Once we get the data back from the oEmbed endpoint of our provider, the last step is to deserialize the string into an object and databind it to the UI. Here's that logic:

  1. private OEmbed DeserializeOEmbed(string result)
  2. {
  3. //get result
  4. if (result.Equals("ERROR"))
  5. {
  6. //handle error
  7. return null;
  8. }
  9. else if (result.Equals("PROTECTED"))
  10. {
  11. //handle protected
  12. return null;
  13. }
  14. else if (result.Equals("UNSUPPORTED"))
  15. {
  16. //handle unsupported
  17. return null;
  18. }
  19. else
  20. {
  21. //deserialize video metadata
  22. try
  23. {
  24. //open stream
  25. using (MemoryStream ms = new MemoryStream(Encoding.Unicode.GetBytes(result)))
  26. {
  27. //deserialize
  28. DataContractJsonSerializer serializer = new DataContractJsonSerializer(typeof(OEmbed));
  29. return (OEmbed)serializer.ReadObject(ms);
  30. }
  31. }
  32. catch (Exception ex)
  33. {
  34. //error
  35. return null;
  36. }
  37. }
  38. }

Assuming there are no errors along the way, most of the magic is in Line #28, where we use the trusty WCF DataContractJsonSerializer to turn the JSON we get from the providers into our business object. Hmm. The term "Business Object" might be a bit too stuffy to use for something as cool as dynamically displaying Flash content over Silverlight, but I'll get over it.

Well that's about it, except for one final note. In case you're wondering if there's a more dynamic way to call the oEmbed providers based on the input URL than checking a database or configuration file of "supported" endpoints, well then you're right. There is a clearing house service out there that does just that: takes a URL, and tries to parse it against dozens and dozens of providers.

Check out for the API. It's free. Just use it as you would any other oEmbed provider's API. The endpoint looks like this: /1/oembed?url=[copy-and-pasted URL from the browser here]


If you are like me, you'll be awesome and spend hours refactoring your code until it is pristinely organized into reusable methods, has the absolute minimum amount of external dependencies it needs to physically run, and is as dynamic and beautiful as possible. If you're not like me, then you're probably not even reading this, which means I'm really just talking to myself. Anyway, I waged a fierce battle against my team in favor of using the clearing house. Why introduce a new database table to our schema that has nothing to do with our data model, only to effectively reduce the number of providers we support?

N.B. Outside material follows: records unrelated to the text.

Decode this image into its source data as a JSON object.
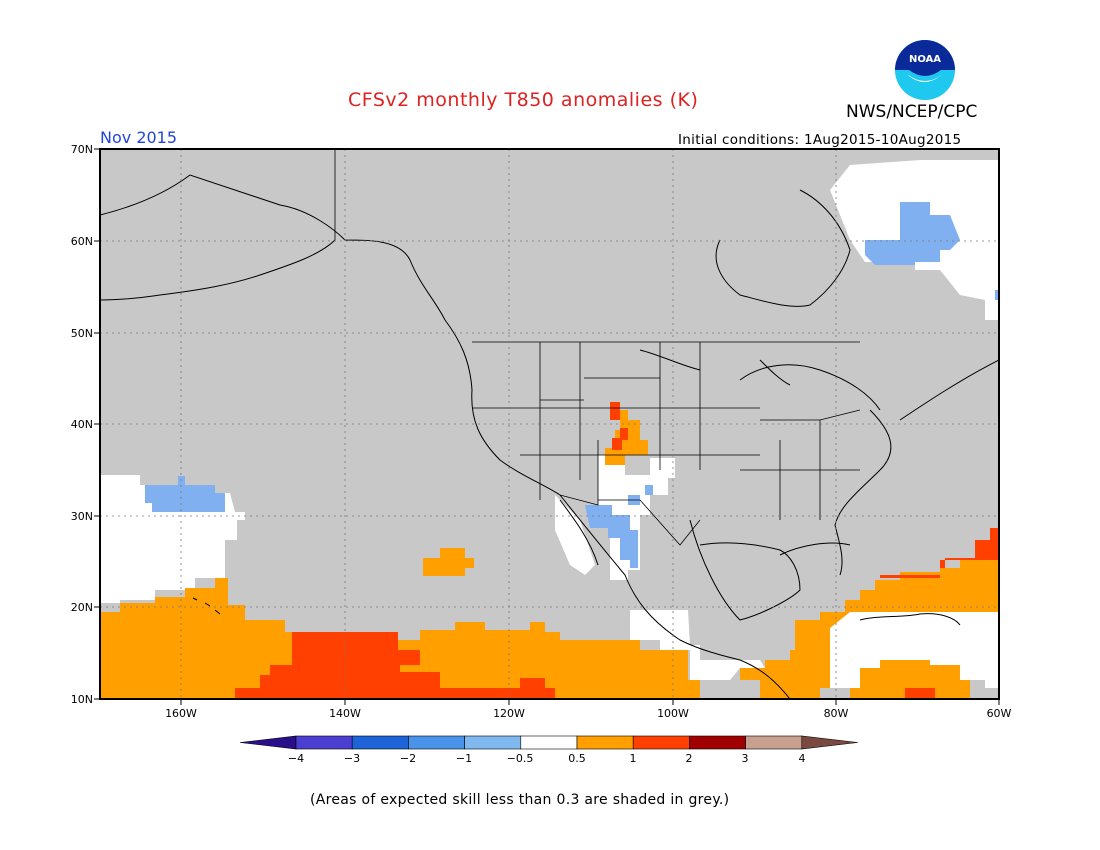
{
  "title": "CFSv2 monthly T850 anomalies (K)",
  "organization": "NWS/NCEP/CPC",
  "logo_text": "NOAA",
  "valid_month": "Nov 2015",
  "initial_conditions": "Initial conditions: 1Aug2015-10Aug2015",
  "footnote": "(Areas of expected skill less than 0.3 are shaded in grey.)",
  "colors": {
    "title": "#dd2222",
    "month": "#2244dd",
    "low_skill_grey": "#c8c8c8",
    "neutral": "#ffffff",
    "plus_0_5_to_1": "#ff9f00",
    "plus_1_to_2": "#ff4000",
    "minus_0_5_to_1": "#80b0f0",
    "coastline": "#000000",
    "gridline": "#777777"
  },
  "map": {
    "lat_range": [
      10,
      70
    ],
    "lon_range": [
      -170,
      -60
    ],
    "lat_labels": [
      "70N",
      "60N",
      "50N",
      "40N",
      "30N",
      "20N",
      "10N"
    ],
    "lon_labels": [
      "160W",
      "140W",
      "120W",
      "100W",
      "80W",
      "60W"
    ]
  },
  "anomaly_regions": [
    {
      "name": "Tropical eastern Pacific",
      "category": "+0.5 to +1"
    },
    {
      "name": "Central tropical Pacific core",
      "category": "+1 to +2"
    },
    {
      "name": "Caribbean / western Atlantic",
      "category": "+0.5 to +1"
    },
    {
      "name": "Subtropical Atlantic",
      "category": "+1 to +2"
    },
    {
      "name": "Southern Rockies",
      "category": "+1 to +2"
    },
    {
      "name": "Northwest Mexico",
      "category": "-0.5 to -1"
    },
    {
      "name": "North of Hawaii",
      "category": "-0.5 to -1"
    },
    {
      "name": "Northern Quebec / Labrador",
      "category": "-0.5 to -1"
    }
  ],
  "colorbar": {
    "labels": [
      "−4",
      "−3",
      "−2",
      "−1",
      "−0.5",
      "0.5",
      "1",
      "2",
      "3",
      "4"
    ],
    "colors": [
      "#2a0f8a",
      "#4a3fd0",
      "#1e63d8",
      "#4a93ea",
      "#80b8f0",
      "#ffffff",
      "#ff9f00",
      "#ff4000",
      "#a00000",
      "#c8a090",
      "#7a4a40"
    ]
  }
}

I was overruled, in favor of the argument that if the clearing house went away, the feature would be dead, and we'd have to do it more statically anyway. I see the wisdom and foresight of this, (I know you're reading, Jonathan) but I personally dislike architecting against the apocalypse. Whenever a healthy debate ensues in the project room, I hate the arguments that begin with "Well, what if..."

There's always a "what if" when it comes to software development.

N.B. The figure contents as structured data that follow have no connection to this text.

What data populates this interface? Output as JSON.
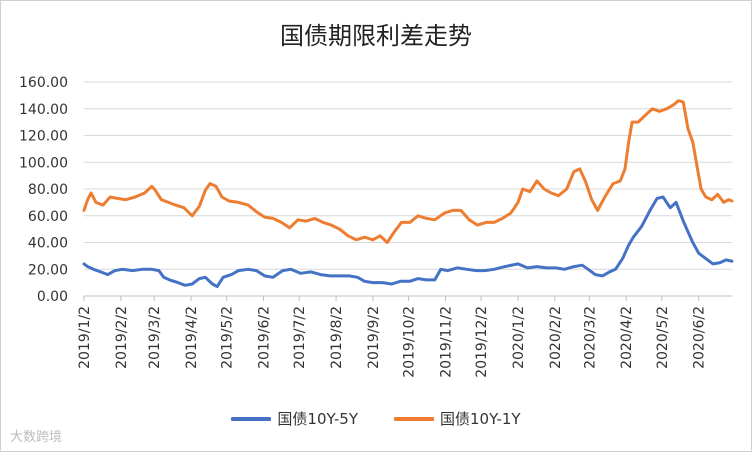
{
  "chart_data": {
    "type": "line",
    "title": "国债期限利差走势",
    "xlabel": "",
    "ylabel": "",
    "ylim": [
      0,
      160
    ],
    "yticks": [
      "0.00",
      "20.00",
      "40.00",
      "60.00",
      "80.00",
      "100.00",
      "120.00",
      "140.00",
      "160.00"
    ],
    "xticks": [
      "2019/1/2",
      "2019/2/2",
      "2019/3/2",
      "2019/4/2",
      "2019/5/2",
      "2019/6/2",
      "2019/7/2",
      "2019/8/2",
      "2019/9/2",
      "2019/10/2",
      "2019/11/2",
      "2019/12/2",
      "2020/1/2",
      "2020/2/2",
      "2020/3/2",
      "2020/4/2",
      "2020/5/2",
      "2020/6/2"
    ],
    "grid": "horizontal",
    "legend_position": "bottom",
    "series": [
      {
        "name": "国债10Y-5Y",
        "color": "#4472C4",
        "points": [
          [
            "2019/1/2",
            24
          ],
          [
            "2019/1/5",
            22
          ],
          [
            "2019/1/10",
            20
          ],
          [
            "2019/1/16",
            18
          ],
          [
            "2019/1/22",
            16
          ],
          [
            "2019/1/28",
            19
          ],
          [
            "2019/2/3",
            20
          ],
          [
            "2019/2/12",
            19
          ],
          [
            "2019/2/20",
            20
          ],
          [
            "2019/2/28",
            20
          ],
          [
            "2019/3/6",
            19
          ],
          [
            "2019/3/10",
            14
          ],
          [
            "2019/3/15",
            12
          ],
          [
            "2019/3/22",
            10
          ],
          [
            "2019/3/28",
            8
          ],
          [
            "2019/4/3",
            9
          ],
          [
            "2019/4/9",
            13
          ],
          [
            "2019/4/14",
            14
          ],
          [
            "2019/4/20",
            9
          ],
          [
            "2019/4/24",
            7
          ],
          [
            "2019/4/29",
            14
          ],
          [
            "2019/5/6",
            16
          ],
          [
            "2019/5/12",
            19
          ],
          [
            "2019/5/20",
            20
          ],
          [
            "2019/5/27",
            19
          ],
          [
            "2019/6/3",
            15
          ],
          [
            "2019/6/10",
            14
          ],
          [
            "2019/6/18",
            19
          ],
          [
            "2019/6/25",
            20
          ],
          [
            "2019/7/3",
            17
          ],
          [
            "2019/7/12",
            18
          ],
          [
            "2019/7/20",
            16
          ],
          [
            "2019/7/28",
            15
          ],
          [
            "2019/8/5",
            15
          ],
          [
            "2019/8/13",
            15
          ],
          [
            "2019/8/20",
            14
          ],
          [
            "2019/8/26",
            11
          ],
          [
            "2019/9/2",
            10
          ],
          [
            "2019/9/10",
            10
          ],
          [
            "2019/9/18",
            9
          ],
          [
            "2019/9/25",
            11
          ],
          [
            "2019/10/3",
            11
          ],
          [
            "2019/10/10",
            13
          ],
          [
            "2019/10/17",
            12
          ],
          [
            "2019/10/24",
            12
          ],
          [
            "2019/10/29",
            20
          ],
          [
            "2019/11/4",
            19
          ],
          [
            "2019/11/12",
            21
          ],
          [
            "2019/11/20",
            20
          ],
          [
            "2019/11/28",
            19
          ],
          [
            "2019/12/5",
            19
          ],
          [
            "2019/12/13",
            20
          ],
          [
            "2019/12/22",
            22
          ],
          [
            "2020/1/2",
            24
          ],
          [
            "2020/1/10",
            21
          ],
          [
            "2020/1/18",
            22
          ],
          [
            "2020/1/26",
            21
          ],
          [
            "2020/2/3",
            21
          ],
          [
            "2020/2/10",
            20
          ],
          [
            "2020/2/18",
            22
          ],
          [
            "2020/2/25",
            23
          ],
          [
            "2020/3/1",
            20
          ],
          [
            "2020/3/7",
            16
          ],
          [
            "2020/3/13",
            15
          ],
          [
            "2020/3/19",
            18
          ],
          [
            "2020/3/24",
            20
          ],
          [
            "2020/3/30",
            28
          ],
          [
            "2020/4/4",
            38
          ],
          [
            "2020/4/8",
            44
          ],
          [
            "2020/4/15",
            52
          ],
          [
            "2020/4/22",
            64
          ],
          [
            "2020/4/28",
            73
          ],
          [
            "2020/5/3",
            74
          ],
          [
            "2020/5/9",
            66
          ],
          [
            "2020/5/14",
            70
          ],
          [
            "2020/5/20",
            56
          ],
          [
            "2020/5/24",
            48
          ],
          [
            "2020/5/28",
            40
          ],
          [
            "2020/6/2",
            32
          ],
          [
            "2020/6/8",
            28
          ],
          [
            "2020/6/14",
            24
          ],
          [
            "2020/6/20",
            25
          ],
          [
            "2020/6/25",
            27
          ],
          [
            "2020/6/30",
            26
          ]
        ]
      },
      {
        "name": "国债10Y-1Y",
        "color": "#ED7D31",
        "points": [
          [
            "2019/1/2",
            64
          ],
          [
            "2019/1/5",
            72
          ],
          [
            "2019/1/8",
            77
          ],
          [
            "2019/1/12",
            70
          ],
          [
            "2019/1/18",
            68
          ],
          [
            "2019/1/24",
            74
          ],
          [
            "2019/1/30",
            73
          ],
          [
            "2019/2/6",
            72
          ],
          [
            "2019/2/14",
            74
          ],
          [
            "2019/2/22",
            77
          ],
          [
            "2019/2/28",
            82
          ],
          [
            "2019/3/3",
            79
          ],
          [
            "2019/3/8",
            72
          ],
          [
            "2019/3/14",
            70
          ],
          [
            "2019/3/20",
            68
          ],
          [
            "2019/3/27",
            66
          ],
          [
            "2019/4/3",
            60
          ],
          [
            "2019/4/9",
            67
          ],
          [
            "2019/4/14",
            79
          ],
          [
            "2019/4/18",
            84
          ],
          [
            "2019/4/23",
            82
          ],
          [
            "2019/4/28",
            74
          ],
          [
            "2019/5/4",
            71
          ],
          [
            "2019/5/12",
            70
          ],
          [
            "2019/5/20",
            68
          ],
          [
            "2019/5/27",
            63
          ],
          [
            "2019/6/3",
            59
          ],
          [
            "2019/6/10",
            58
          ],
          [
            "2019/6/17",
            55
          ],
          [
            "2019/6/24",
            51
          ],
          [
            "2019/7/1",
            57
          ],
          [
            "2019/7/8",
            56
          ],
          [
            "2019/7/15",
            58
          ],
          [
            "2019/7/22",
            55
          ],
          [
            "2019/7/29",
            53
          ],
          [
            "2019/8/5",
            50
          ],
          [
            "2019/8/12",
            45
          ],
          [
            "2019/8/19",
            42
          ],
          [
            "2019/8/26",
            44
          ],
          [
            "2019/9/2",
            42
          ],
          [
            "2019/9/8",
            45
          ],
          [
            "2019/9/14",
            40
          ],
          [
            "2019/9/20",
            48
          ],
          [
            "2019/9/26",
            55
          ],
          [
            "2019/10/3",
            55
          ],
          [
            "2019/10/10",
            60
          ],
          [
            "2019/10/17",
            58
          ],
          [
            "2019/10/24",
            57
          ],
          [
            "2019/11/1",
            62
          ],
          [
            "2019/11/8",
            64
          ],
          [
            "2019/11/15",
            64
          ],
          [
            "2019/11/22",
            57
          ],
          [
            "2019/11/29",
            53
          ],
          [
            "2019/12/6",
            55
          ],
          [
            "2019/12/13",
            55
          ],
          [
            "2019/12/20",
            58
          ],
          [
            "2019/12/27",
            62
          ],
          [
            "2020/1/2",
            70
          ],
          [
            "2020/1/6",
            80
          ],
          [
            "2020/1/12",
            78
          ],
          [
            "2020/1/18",
            86
          ],
          [
            "2020/1/24",
            80
          ],
          [
            "2020/1/30",
            77
          ],
          [
            "2020/2/5",
            75
          ],
          [
            "2020/2/12",
            80
          ],
          [
            "2020/2/18",
            93
          ],
          [
            "2020/2/23",
            95
          ],
          [
            "2020/2/28",
            85
          ],
          [
            "2020/3/4",
            72
          ],
          [
            "2020/3/9",
            64
          ],
          [
            "2020/3/15",
            74
          ],
          [
            "2020/3/22",
            84
          ],
          [
            "2020/3/28",
            86
          ],
          [
            "2020/4/1",
            95
          ],
          [
            "2020/4/4",
            115
          ],
          [
            "2020/4/7",
            130
          ],
          [
            "2020/4/12",
            130
          ],
          [
            "2020/4/18",
            135
          ],
          [
            "2020/4/24",
            140
          ],
          [
            "2020/4/30",
            138
          ],
          [
            "2020/5/6",
            140
          ],
          [
            "2020/5/12",
            143
          ],
          [
            "2020/5/16",
            146
          ],
          [
            "2020/5/20",
            145
          ],
          [
            "2020/5/24",
            125
          ],
          [
            "2020/5/28",
            115
          ],
          [
            "2020/6/1",
            95
          ],
          [
            "2020/6/4",
            80
          ],
          [
            "2020/6/8",
            74
          ],
          [
            "2020/6/13",
            72
          ],
          [
            "2020/6/18",
            76
          ],
          [
            "2020/6/23",
            70
          ],
          [
            "2020/6/27",
            72
          ],
          [
            "2020/6/30",
            71
          ]
        ]
      }
    ]
  },
  "watermark": "大数跨境"
}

Until we get to whatever is waiting for us after the Internet, we will ultimately be dependent on it for almost every app we build. And guess what? The Internet is made out of plastic and wires and other people's code. Everything is dependent on something else. We depend on electricity not going down. We depend on routers not going down. We depend on the .NET Framework not going down. We depend on YouTube not going down. So although the clearing house is indeed the weakest link in our logical chain of dependencies, we can't eliminate it based on that alone.

If the clearing house goes down, then the feature will break. But until we have contingency plans for the rest of the components failing, I am comfortable taking that risk. Sometimes building beautiful, dynamic software requires a more ballsy architecture. I'd rather have to explain to the client why the feature went down (since it won't be my fault, technically) than why the hot new media website on the Internet isn't supported by our application.